I have one thing about my current rookie draft, and that’s good instincts. I tried to trade up to pick 4.05 to pick up Alec Ogletree. The trade didn’t work but Ogletree went at that spot. I had a potential deal to trade my 5.11 and 6.11 for Josh Norris’s 5.05 and thought Jonathan Cyprien would be a good target. The deal did not go down and Cyprien went at 5.06.

It’s hard to draft IDPs in a rookie draft. You can get starters, and potential elite ones, in round two to three, but it’s so hard to not select those shiny lottery tickets in the form of running backs, wide receivers, and quarterbacks. Remember Adrian McPherson? He was a third-round rookie pick. While you’re dreaming of a sixth-rounder like Arian Foster, it’s usually a David Greene or Frank “the tank” Summers.

I had that choice with my 4.11 pick. After the hard wait between 2.11 and 4.11, including an attempt to trade up to get my 3.11 that I traded for Tony Gonzalez last year, a mid-season deal that seemed like a six-week rental. Nobody bit, even though this has been the most trade-heavy draft in league history. I lost Kelvin Sheppard in our free agency frenzy, and didn’t even notice that he was traded to the Colts for Jerry Hughes, which freed up a starting spot for second-round pick Kiko Alonso. Plus Alonso was top of the linebacker list alphabetically so that made for a decent joke.

Look at the 2008 rookie draft, five years ago so we know the tale of the players. The first round was naturally RB-heavy. First IDP was Keith Rivers at 2.04. Not so much of a winner. Chris Long went at 2.11. Like most defensive ends, it took until year three for him to be a player who could start. After that we have Curtis Lofton at 2.11 (worked out), Vernon Gholston (oh wow), Jordon Dizon (blarg), Derrick Harvey (lots o busts in 2008 IDP land) and Kenny Phillips who has been a decent, not spectacular player at safety.

If you look at the offensive guys taken in the second and third rounds of that draft, the “keepers” include Joe Flacco (still just a QB2 in fantasy), Jordy Nelson, DeSean Jackson (although you hate yourself every time you start him), Steve Slaton (good for a year), and that’s about it.
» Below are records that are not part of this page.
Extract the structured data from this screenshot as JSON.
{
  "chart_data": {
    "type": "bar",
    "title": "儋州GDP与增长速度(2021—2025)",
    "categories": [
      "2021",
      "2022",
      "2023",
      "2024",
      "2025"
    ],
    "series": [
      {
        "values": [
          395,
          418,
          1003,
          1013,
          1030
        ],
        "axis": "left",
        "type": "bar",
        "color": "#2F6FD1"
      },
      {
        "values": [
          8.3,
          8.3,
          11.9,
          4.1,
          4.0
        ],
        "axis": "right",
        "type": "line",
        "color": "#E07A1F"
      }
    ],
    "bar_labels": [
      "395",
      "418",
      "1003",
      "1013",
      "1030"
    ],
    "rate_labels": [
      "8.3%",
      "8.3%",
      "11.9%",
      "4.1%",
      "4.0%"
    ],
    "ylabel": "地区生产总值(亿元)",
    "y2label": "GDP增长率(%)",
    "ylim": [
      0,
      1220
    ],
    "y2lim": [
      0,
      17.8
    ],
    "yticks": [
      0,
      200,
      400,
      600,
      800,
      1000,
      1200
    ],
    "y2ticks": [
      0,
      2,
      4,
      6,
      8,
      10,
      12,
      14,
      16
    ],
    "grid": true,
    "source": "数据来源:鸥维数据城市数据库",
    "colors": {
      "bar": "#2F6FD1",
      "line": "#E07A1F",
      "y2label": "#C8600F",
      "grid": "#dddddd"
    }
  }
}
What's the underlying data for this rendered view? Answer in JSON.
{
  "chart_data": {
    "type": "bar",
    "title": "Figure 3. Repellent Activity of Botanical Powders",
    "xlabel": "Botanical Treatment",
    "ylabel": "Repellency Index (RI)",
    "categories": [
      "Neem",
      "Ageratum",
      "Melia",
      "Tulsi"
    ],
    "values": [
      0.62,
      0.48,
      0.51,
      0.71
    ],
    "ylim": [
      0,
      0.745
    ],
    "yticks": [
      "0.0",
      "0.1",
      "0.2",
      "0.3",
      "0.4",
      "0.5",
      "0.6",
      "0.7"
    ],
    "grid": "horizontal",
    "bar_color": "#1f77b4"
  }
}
If we’re playing the ceiling/floor game, these mid-round picks are low floor, as low as you can go in some cases for offensive guys, and they do have that high ceiling although only a couple of guys a year usually make it. In terms of IDP, you’re usually taking a guy who either was a first-round pick and will get a starting shot or a guy drafted later who’s going to start immediately. The floor is lower, but the ceiling is as well. It’s a matter of risk.
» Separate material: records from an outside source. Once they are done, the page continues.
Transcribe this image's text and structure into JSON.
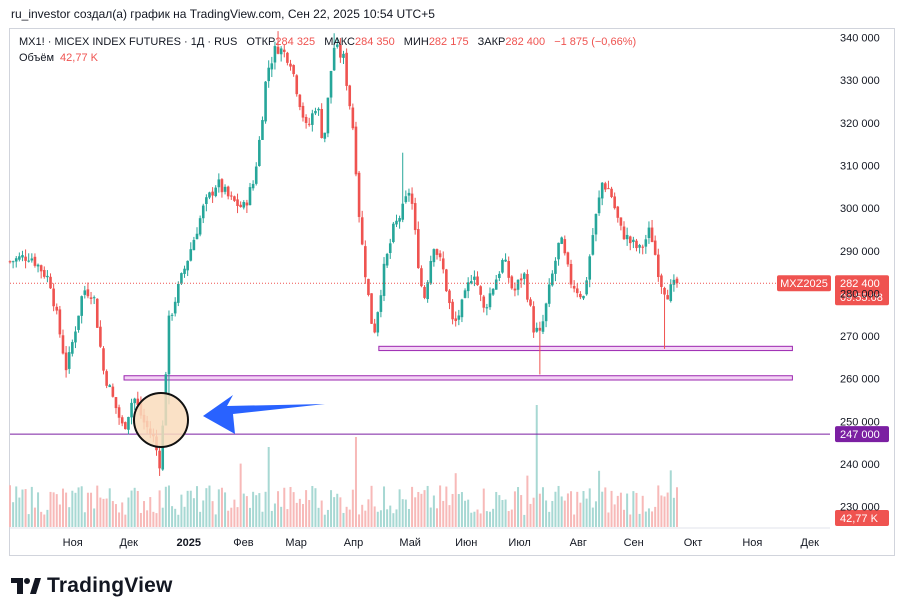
{
  "header": {
    "author_line": "ru_investor создал(а) график на TradingView.com, Сен 22, 2025 10:54 UTC+5"
  },
  "legend": {
    "symbol_line": "MX1! · MICEX INDEX FUTURES · 1Д · RUS",
    "open_label": "ОТКР",
    "open_value": "284 325",
    "high_label": "МАКС",
    "high_value": "284 350",
    "low_label": "МИН",
    "low_value": "282 175",
    "close_label": "ЗАКР",
    "close_value": "282 400",
    "change_value": "−1 875 (−0,66%)",
    "volume_label": "Объём",
    "volume_value": "42,77 K"
  },
  "colors": {
    "up": "#26a69a",
    "down": "#ef5350",
    "vol_up": "#a7d8d3",
    "vol_down": "#f7b9b8",
    "zone_fill": "#f3d4f5",
    "zone_stroke": "#9c27b0",
    "hline": "#7b1fa2",
    "arrow": "#2962ff",
    "circle_fill": "#f9dcbc",
    "price_dot": "#ef5350"
  },
  "chart_data": {
    "type": "candlestick",
    "title": "MX1! · MICEX INDEX FUTURES · 1Д · RUS",
    "timeframe": "1D",
    "ylim": [
      225000,
      342000
    ],
    "y_ticks": [
      "340 000",
      "330 000",
      "320 000",
      "310 000",
      "300 000",
      "290 000",
      "280 000",
      "270 000",
      "260 000",
      "250 000",
      "240 000",
      "230 000"
    ],
    "y_tick_values": [
      340000,
      330000,
      320000,
      310000,
      300000,
      290000,
      280000,
      270000,
      260000,
      250000,
      240000,
      230000
    ],
    "x_labels": [
      {
        "text": "Ноя",
        "bold": false,
        "t": 0.094
      },
      {
        "text": "Дек",
        "bold": false,
        "t": 0.178
      },
      {
        "text": "2025",
        "bold": true,
        "t": 0.268
      },
      {
        "text": "Фев",
        "bold": false,
        "t": 0.35
      },
      {
        "text": "Мар",
        "bold": false,
        "t": 0.429
      },
      {
        "text": "Апр",
        "bold": false,
        "t": 0.515
      },
      {
        "text": "Май",
        "bold": false,
        "t": 0.6
      },
      {
        "text": "Июн",
        "bold": false,
        "t": 0.684
      },
      {
        "text": "Июл",
        "bold": false,
        "t": 0.764
      },
      {
        "text": "Авг",
        "bold": false,
        "t": 0.852
      },
      {
        "text": "Сен",
        "bold": false,
        "t": 0.935
      },
      {
        "text": "Окт",
        "bold": false,
        "t": 1.024
      },
      {
        "text": "Ноя",
        "bold": false,
        "t": 1.113
      },
      {
        "text": "Дек",
        "bold": false,
        "t": 1.199
      }
    ],
    "path_knots": [
      [
        0.0,
        287500
      ],
      [
        0.03,
        289000
      ],
      [
        0.06,
        283000
      ],
      [
        0.085,
        262000
      ],
      [
        0.11,
        281000
      ],
      [
        0.125,
        280000
      ],
      [
        0.14,
        262000
      ],
      [
        0.155,
        255000
      ],
      [
        0.17,
        248000
      ],
      [
        0.185,
        256000
      ],
      [
        0.2,
        250000
      ],
      [
        0.215,
        246000
      ],
      [
        0.225,
        240000
      ],
      [
        0.232,
        255000
      ],
      [
        0.236,
        272000
      ],
      [
        0.25,
        280000
      ],
      [
        0.27,
        290000
      ],
      [
        0.29,
        300000
      ],
      [
        0.31,
        306000
      ],
      [
        0.33,
        302000
      ],
      [
        0.35,
        300000
      ],
      [
        0.365,
        306000
      ],
      [
        0.375,
        317000
      ],
      [
        0.385,
        332000
      ],
      [
        0.4,
        338000
      ],
      [
        0.42,
        335000
      ],
      [
        0.43,
        328000
      ],
      [
        0.445,
        318000
      ],
      [
        0.46,
        325000
      ],
      [
        0.47,
        315000
      ],
      [
        0.485,
        338000
      ],
      [
        0.5,
        335000
      ],
      [
        0.515,
        318000
      ],
      [
        0.525,
        295000
      ],
      [
        0.535,
        282000
      ],
      [
        0.545,
        270000
      ],
      [
        0.56,
        285000
      ],
      [
        0.575,
        295000
      ],
      [
        0.59,
        300000
      ],
      [
        0.6,
        305000
      ],
      [
        0.61,
        290000
      ],
      [
        0.62,
        278000
      ],
      [
        0.635,
        292000
      ],
      [
        0.65,
        285000
      ],
      [
        0.665,
        272000
      ],
      [
        0.68,
        278000
      ],
      [
        0.695,
        286000
      ],
      [
        0.71,
        276000
      ],
      [
        0.725,
        282000
      ],
      [
        0.74,
        288000
      ],
      [
        0.755,
        280000
      ],
      [
        0.77,
        285000
      ],
      [
        0.785,
        272000
      ],
      [
        0.795,
        270000
      ],
      [
        0.81,
        282000
      ],
      [
        0.825,
        293000
      ],
      [
        0.84,
        283000
      ],
      [
        0.86,
        279000
      ],
      [
        0.875,
        295000
      ],
      [
        0.888,
        306000
      ],
      [
        0.9,
        304000
      ],
      [
        0.915,
        295000
      ],
      [
        0.93,
        292000
      ],
      [
        0.945,
        290000
      ],
      [
        0.96,
        295000
      ],
      [
        0.975,
        283000
      ],
      [
        0.985,
        280000
      ],
      [
        1.0,
        282400
      ]
    ],
    "last_price": 282400,
    "last_symbol": "MXZ2025",
    "last_price_label": "282 400",
    "countdown_label": "09:55:08",
    "volume_last_label": "42,77 K",
    "zones": [
      {
        "from_t": 0.553,
        "to_t": 1.173,
        "low": 266600,
        "high": 267600
      },
      {
        "from_t": 0.171,
        "to_t": 1.173,
        "low": 259700,
        "high": 260700
      }
    ],
    "hline": {
      "value": 247000,
      "label": "247 000"
    }
  }
}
I like drafting, but so far I can’t say whether I’m better or worse than the average. Over the years my top picks have improved, but the later round ones have been predictably unpredictable.
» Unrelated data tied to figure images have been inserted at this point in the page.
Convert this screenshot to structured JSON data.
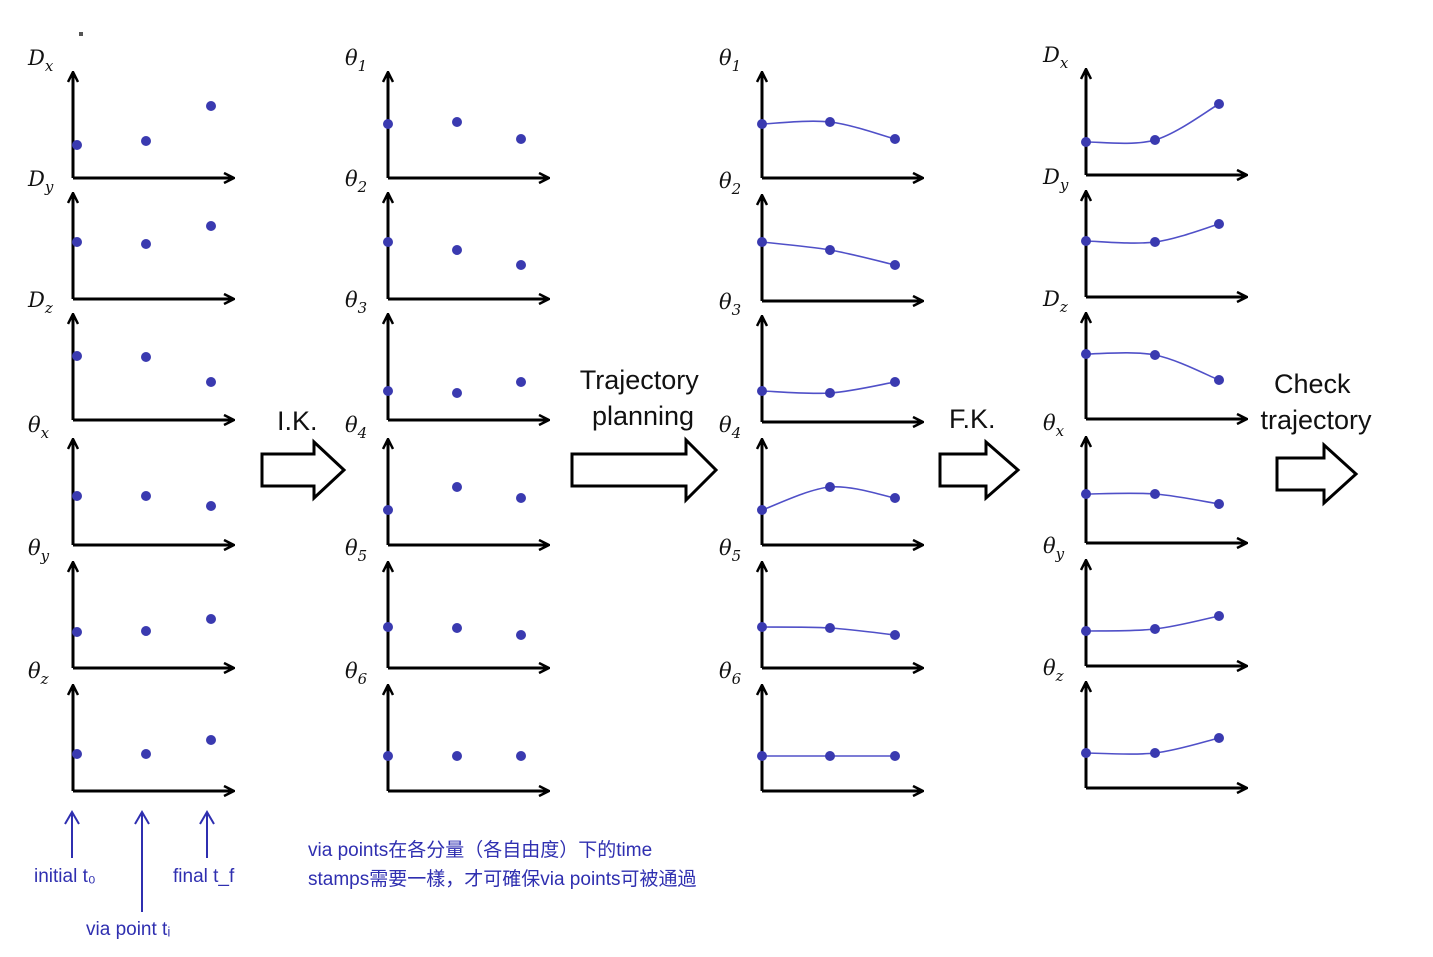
{
  "colors": {
    "axis": "#000000",
    "point": "#3a3ab0",
    "curve": "#5050c8",
    "note": "#2f2fb0"
  },
  "columns": [
    {
      "id": "cartesian-points",
      "labels": [
        "D_x",
        "D_y",
        "D_z",
        "θ_x",
        "θ_y",
        "θ_z"
      ],
      "curves": false
    },
    {
      "id": "joint-points",
      "labels": [
        "θ_1",
        "θ_2",
        "θ_3",
        "θ_4",
        "θ_5",
        "θ_6"
      ],
      "curves": false
    },
    {
      "id": "joint-trajectories",
      "labels": [
        "θ_1",
        "θ_2",
        "θ_3",
        "θ_4",
        "θ_5",
        "θ_6"
      ],
      "curves": true
    },
    {
      "id": "cartesian-trajectories",
      "labels": [
        "D_x",
        "D_y",
        "D_z",
        "θ_x",
        "θ_y",
        "θ_z"
      ],
      "curves": true
    }
  ],
  "arrows": [
    {
      "id": "ik",
      "label": "I.K."
    },
    {
      "id": "trajectory-planning",
      "label_lines": [
        "Trajectory",
        "planning"
      ]
    },
    {
      "id": "fk",
      "label": "F.K."
    },
    {
      "id": "check-trajectory",
      "label_lines": [
        "Check",
        "trajectory"
      ]
    }
  ],
  "time_labels": {
    "initial": "initial t₀",
    "via": "via point tᵢ",
    "final": "final t_f"
  },
  "note": {
    "line1": "via points在各分量（各自由度）下的time",
    "line2": "stamps需要一樣，才可確保via points可被通過"
  }
}
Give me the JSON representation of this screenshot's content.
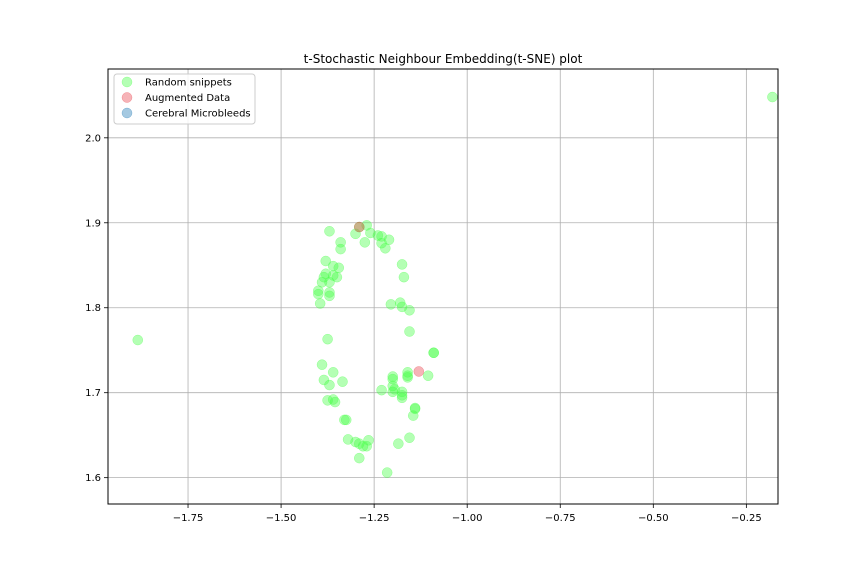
{
  "chart_data": {
    "type": "scatter",
    "title": "t-Stochastic Neighbour Embedding(t-SNE) plot",
    "xlabel": "",
    "ylabel": "",
    "xlim": [
      -1.965,
      -0.165
    ],
    "ylim": [
      1.569,
      2.081
    ],
    "xticks": [
      -1.75,
      -1.5,
      -1.25,
      -1.0,
      -0.75,
      -0.5,
      -0.25
    ],
    "xtick_labels": [
      "−1.75",
      "−1.50",
      "−1.25",
      "−1.00",
      "−0.75",
      "−0.50",
      "−0.25"
    ],
    "yticks": [
      1.6,
      1.7,
      1.8,
      1.9,
      2.0
    ],
    "ytick_labels": [
      "1.6",
      "1.7",
      "1.8",
      "1.9",
      "2.0"
    ],
    "grid": true,
    "legend_position": "top-left",
    "series": [
      {
        "name": "Random snippets",
        "color": "#2ca02c",
        "fill": "#44ff44",
        "points": [
          [
            -0.18,
            2.048
          ],
          [
            -1.885,
            1.762
          ],
          [
            -1.29,
            1.895
          ],
          [
            -1.27,
            1.897
          ],
          [
            -1.26,
            1.888
          ],
          [
            -1.3,
            1.887
          ],
          [
            -1.37,
            1.89
          ],
          [
            -1.34,
            1.877
          ],
          [
            -1.275,
            1.877
          ],
          [
            -1.24,
            1.885
          ],
          [
            -1.23,
            1.884
          ],
          [
            -1.23,
            1.876
          ],
          [
            -1.22,
            1.87
          ],
          [
            -1.21,
            1.88
          ],
          [
            -1.34,
            1.869
          ],
          [
            -1.38,
            1.855
          ],
          [
            -1.36,
            1.849
          ],
          [
            -1.345,
            1.847
          ],
          [
            -1.175,
            1.851
          ],
          [
            -1.38,
            1.84
          ],
          [
            -1.385,
            1.836
          ],
          [
            -1.36,
            1.838
          ],
          [
            -1.35,
            1.836
          ],
          [
            -1.39,
            1.83
          ],
          [
            -1.37,
            1.83
          ],
          [
            -1.17,
            1.836
          ],
          [
            -1.4,
            1.82
          ],
          [
            -1.4,
            1.816
          ],
          [
            -1.37,
            1.818
          ],
          [
            -1.37,
            1.814
          ],
          [
            -1.395,
            1.805
          ],
          [
            -1.205,
            1.804
          ],
          [
            -1.18,
            1.806
          ],
          [
            -1.175,
            1.801
          ],
          [
            -1.155,
            1.797
          ],
          [
            -1.155,
            1.772
          ],
          [
            -1.375,
            1.763
          ],
          [
            -1.09,
            1.747
          ],
          [
            -1.09,
            1.747
          ],
          [
            -1.39,
            1.733
          ],
          [
            -1.36,
            1.724
          ],
          [
            -1.16,
            1.724
          ],
          [
            -1.16,
            1.72
          ],
          [
            -1.2,
            1.719
          ],
          [
            -1.105,
            1.72
          ],
          [
            -1.16,
            1.718
          ],
          [
            -1.2,
            1.716
          ],
          [
            -1.385,
            1.715
          ],
          [
            -1.335,
            1.713
          ],
          [
            -1.37,
            1.709
          ],
          [
            -1.2,
            1.708
          ],
          [
            -1.195,
            1.704
          ],
          [
            -1.23,
            1.703
          ],
          [
            -1.2,
            1.701
          ],
          [
            -1.175,
            1.701
          ],
          [
            -1.175,
            1.697
          ],
          [
            -1.175,
            1.694
          ],
          [
            -1.375,
            1.691
          ],
          [
            -1.36,
            1.692
          ],
          [
            -1.355,
            1.689
          ],
          [
            -1.14,
            1.682
          ],
          [
            -1.14,
            1.681
          ],
          [
            -1.145,
            1.673
          ],
          [
            -1.33,
            1.668
          ],
          [
            -1.325,
            1.668
          ],
          [
            -1.155,
            1.647
          ],
          [
            -1.32,
            1.645
          ],
          [
            -1.265,
            1.644
          ],
          [
            -1.3,
            1.642
          ],
          [
            -1.29,
            1.64
          ],
          [
            -1.185,
            1.64
          ],
          [
            -1.28,
            1.637
          ],
          [
            -1.27,
            1.637
          ],
          [
            -1.29,
            1.623
          ],
          [
            -1.215,
            1.606
          ]
        ]
      },
      {
        "name": "Augmented Data",
        "color": "#d62728",
        "fill": "#e8404a",
        "points": [
          [
            -1.29,
            1.895
          ],
          [
            -1.13,
            1.725
          ]
        ]
      },
      {
        "name": "Cerebral Microbleeds",
        "color": "#1f77b4",
        "fill": "#1f77b4",
        "points": []
      }
    ]
  }
}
Here have been the picks of Rotoworld’s own Josh Norris, who knows a thing or two about rookies. Note that he took over a team with two draft picks and had to trade to get more:

2.06: Arthur Brown (talk about a golden opportunity)
3.05: Mike Gillislee (is Lamar Miller that entrenched?)
4.06: Josh Boyce (Pats rookies at WR have been trash lately, but why not)
5.05: Kenny Stills (note that Josh is taking chances on receivers from great offenses)

Josh has 5.10 and 6.10 and tried to pry away my 5.11.